I noticed my own doctor’s good mood the other day at my yearly wellness visit and I was not surprised. With the likely repeal or reform of Obamacare with its burdensome government regulation and compliance mandates, the current high burnout rate of physicians and other health care workers may decrease.

But there are other problems with Obamacare as it is structured today.

I have long been concerned about the direction of healthcare and in 2003, I was privileged to serve on a Catholic Medical Association task force on healthcare reform. Many great ideas, such as health savings accounts, measures to help the uninsured poor, and better conscience rights protections, were developed and published in a 2004 report entitled “Health Care in America: A Catholic Proposal for Renewal”. The result was some interest but little action as the Iraq War heated up.

In 2009, I wrote an article titled “A Nurse’s View of Ethics and Health Care Legislation”   about the proposed new Affordable Care Act (aka Obamacare). I read much of HR 3200, the 1000+-page proposed health care reform bill proposed before passage of the final Affordable Care Act that Rep. Nancy Pelosi famously said that Congress had “to pass the bill so you can find out what’s in it”.   Here is some of what I wrote then with emphasis added:

I am also concerned about a massive governmental overhaul of our health care at an exorbitant financial as well as moral cost.

Much of the bill’s language is murky legalese that is hard to understand. Much of the language is vague enough to allow all sorts of interpretations — and consequences….

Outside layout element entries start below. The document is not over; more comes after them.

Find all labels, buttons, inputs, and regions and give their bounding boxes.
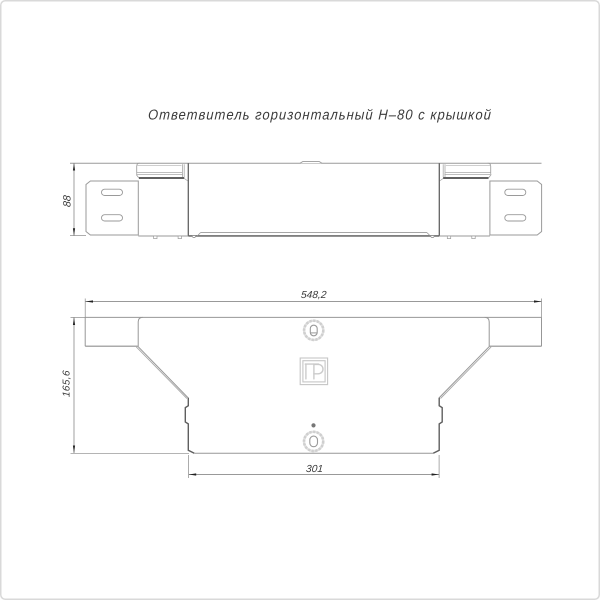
svg-text:301: 301: [306, 464, 324, 475]
svg-text:548,2: 548,2: [301, 290, 328, 301]
svg-text:Ответвитель горизонтальный Н–8: Ответвитель горизонтальный Н–80 с крышко…: [148, 107, 493, 123]
svg-text:88: 88: [62, 195, 74, 208]
svg-text:165,6: 165,6: [61, 370, 72, 398]
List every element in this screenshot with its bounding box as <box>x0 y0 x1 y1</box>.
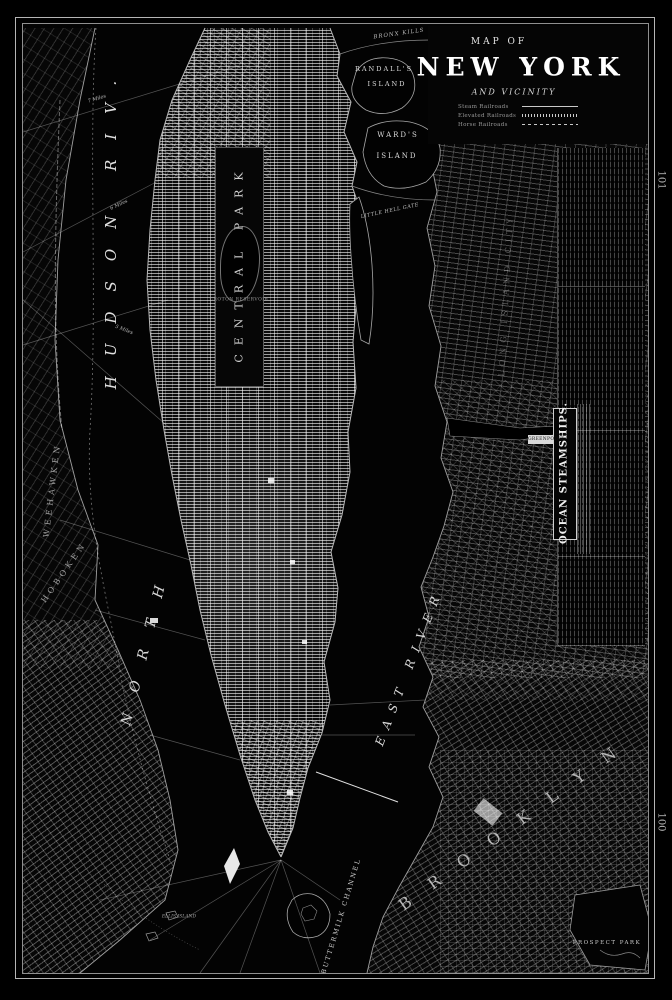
compass-needle <box>224 848 240 884</box>
wards-island-label-1: WARD'S <box>377 131 419 139</box>
map-plate: OCEAN STEAMSHIPS. GREENPOINT MAP OF NEW … <box>0 0 672 1000</box>
legend-label: Steam Railroads <box>458 104 522 110</box>
legend-label: Horse Railroads <box>458 122 522 128</box>
margin-bottom <box>0 973 672 1000</box>
margin-top <box>0 0 672 24</box>
map-legend: Steam Railroads Elevated Railroads Horse… <box>458 102 588 129</box>
randalls-island-label-2: ISLAND <box>368 80 407 88</box>
legend-row-horse: Horse Railroads <box>458 120 588 129</box>
greenpoint-banner: GREENPOINT <box>528 435 553 444</box>
page-title: NEW YORK <box>417 53 626 82</box>
title-subtitle: AND VICINITY <box>472 88 557 97</box>
manhattan-west-shoreline <box>147 28 281 857</box>
ferry-routes <box>23 66 425 973</box>
title-kicker: MAP OF <box>471 37 527 47</box>
park-square-speck <box>290 560 295 564</box>
manhattan-east-shoreline <box>281 28 362 857</box>
legend-hatched-line <box>522 114 578 117</box>
ocean-steamships-label: OCEAN STEAMSHIPS. <box>559 402 570 544</box>
prospect-park-label: PROSPECT PARK <box>573 940 641 946</box>
park-square-speck <box>302 640 307 644</box>
governors-island-shape <box>287 894 330 938</box>
legend-dashed-line <box>522 124 578 126</box>
legend-row-elevated: Elevated Railroads <box>458 111 588 120</box>
croton-reservoir-label: CROTON RESERVOIR <box>210 298 269 303</box>
legend-solid-line <box>522 106 578 108</box>
park-square-speck <box>268 478 274 483</box>
hudson-river-label: HUDSON RIV. <box>102 61 120 389</box>
margin-right <box>648 0 672 1000</box>
index-divider <box>558 286 645 287</box>
jersey-railroad-line <box>55 100 62 430</box>
steamship-list-texture <box>577 404 592 554</box>
legend-label: Elevated Railroads <box>458 113 522 119</box>
legend-row-steam: Steam Railroads <box>458 102 588 111</box>
wards-island-label-2: ISLAND <box>376 152 417 160</box>
street-index-panel <box>557 148 645 646</box>
ellis-island-label: ELLIS ISLAND <box>162 915 196 920</box>
index-divider <box>558 556 645 557</box>
folio-number-bottom: 100 <box>656 812 667 831</box>
folio-number-top: 101 <box>656 170 667 189</box>
randalls-island-label-1: RANDALL'S <box>355 65 413 73</box>
city-hall-park-speck <box>287 790 293 795</box>
central-park-label: CENTRAL PARK <box>233 163 246 362</box>
margin-left <box>0 0 23 1000</box>
brooklyn-bridge-line <box>316 772 398 802</box>
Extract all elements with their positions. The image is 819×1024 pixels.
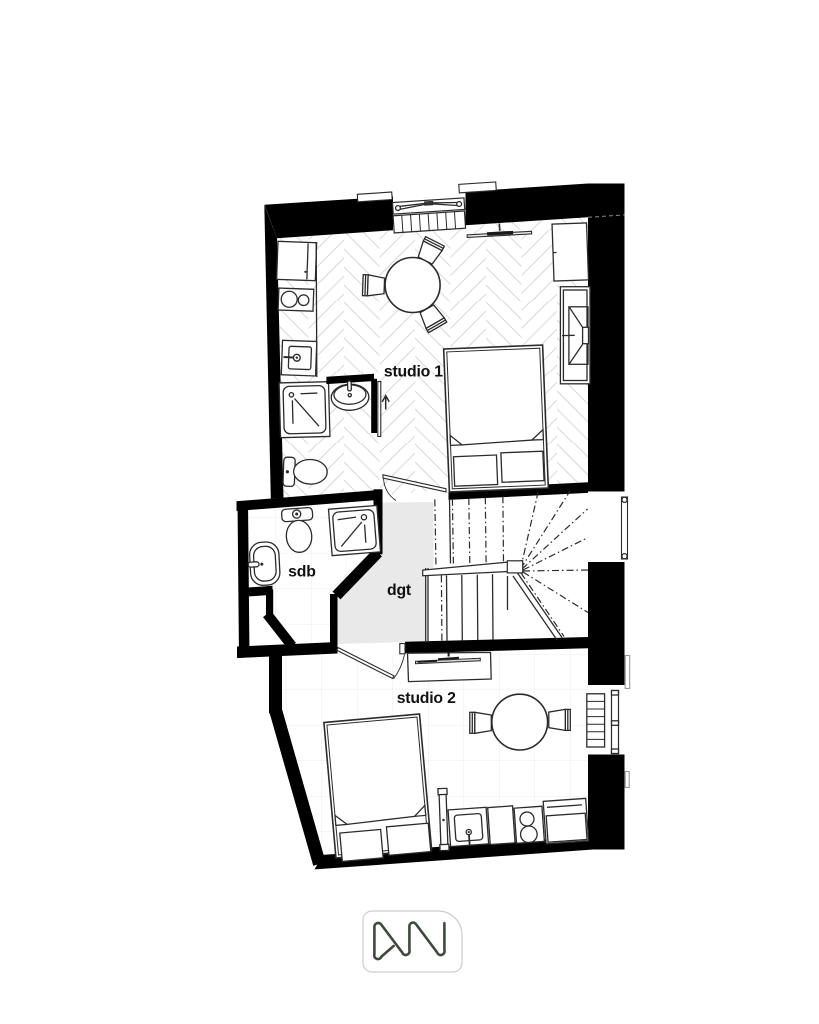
svg-text:sdb: sdb xyxy=(288,564,315,581)
svg-text:studio 2: studio 2 xyxy=(397,690,456,707)
svg-text:studio 1: studio 1 xyxy=(384,364,443,381)
svg-text:dgt: dgt xyxy=(387,582,412,599)
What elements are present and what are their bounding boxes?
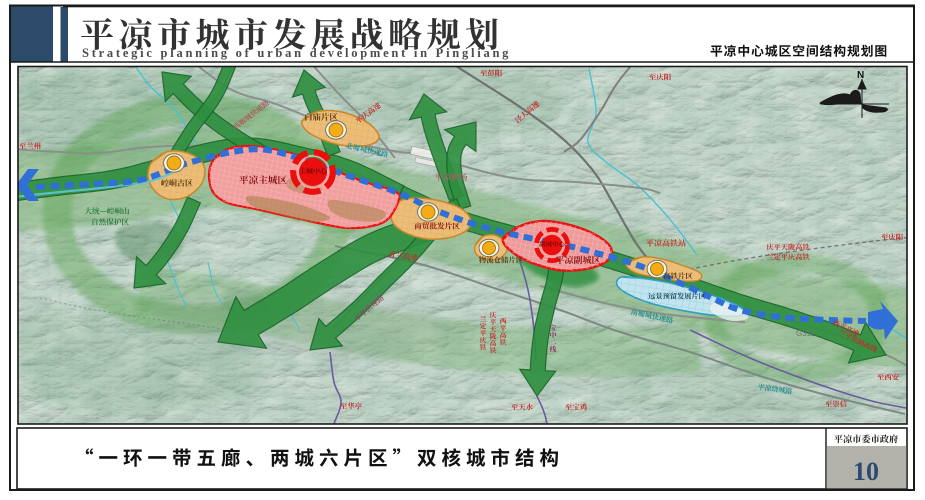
svg-text:G312: G312 xyxy=(796,329,816,338)
svg-text:Strategic planning of urban de: Strategic planning of urban development … xyxy=(82,46,511,60)
svg-text:10: 10 xyxy=(853,457,879,486)
svg-text:N: N xyxy=(857,70,864,81)
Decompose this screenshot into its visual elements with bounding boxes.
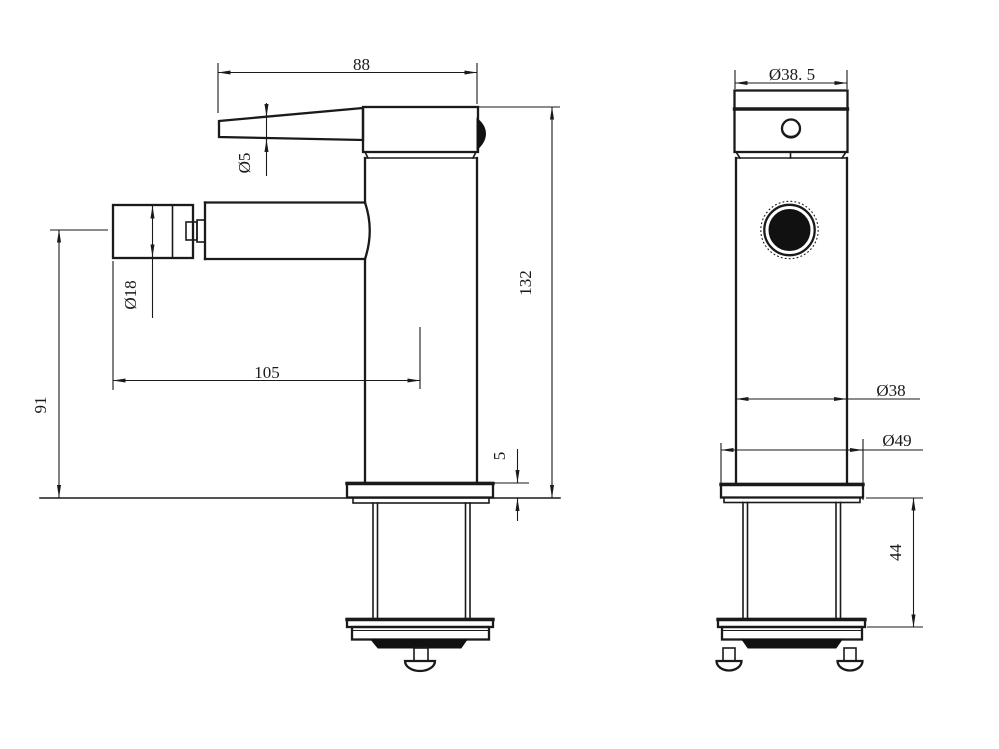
faucet-body-front [736,158,847,484]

Government officials who advocate the proposed healthcare reform legislation are furiously trying to allay the fears of the increasing number of citizens who oppose the bill — but we have only to look at the statements and philosophy of the people supporting this bill to recognize potential dangers. Here are some examples:

Compassion and Choices (the newest name for the pro-euthanasia Hemlock Society) boasted that it “has worked tirelessly with supportive members of congress to include in proposed reform legislation a provision requiring Medicare to cover patient consultation with their doctors about end-of-life choice (section 1233 of House Bill 3200).”

— On abortion, President Barack Obama not only said “I remain committed to protecting a woman’s right to choose” on the January 22, 2009 anniversary of Roe v. Wade, but he also moved to rescind the recently strengthened federal conscience-rights protections for doctors and nurses who object to participating in abortion.

— On rationing: Dr. Ezekiel Emanuel, President Obama’s health care advisor, wrote in the January 2009 issue of the British medical journal Lancet about using a “complete lives system” to allocate “scarce medical interventions”. He wrote that “When implemented, the complete lives system produces a priority curve on which individuals aged between roughly 15 and 40 years get the most substantial chance, whereas the youngest and oldest people get chances that are attenuated.

I hoped that I would be proven wrong about Obamacare but today’s problems with it speak for themselves.

Hopefully, our leaders will now come up with common sense and ethical changes that will meet the needs of the public and help healthcare providers provide the best care possible.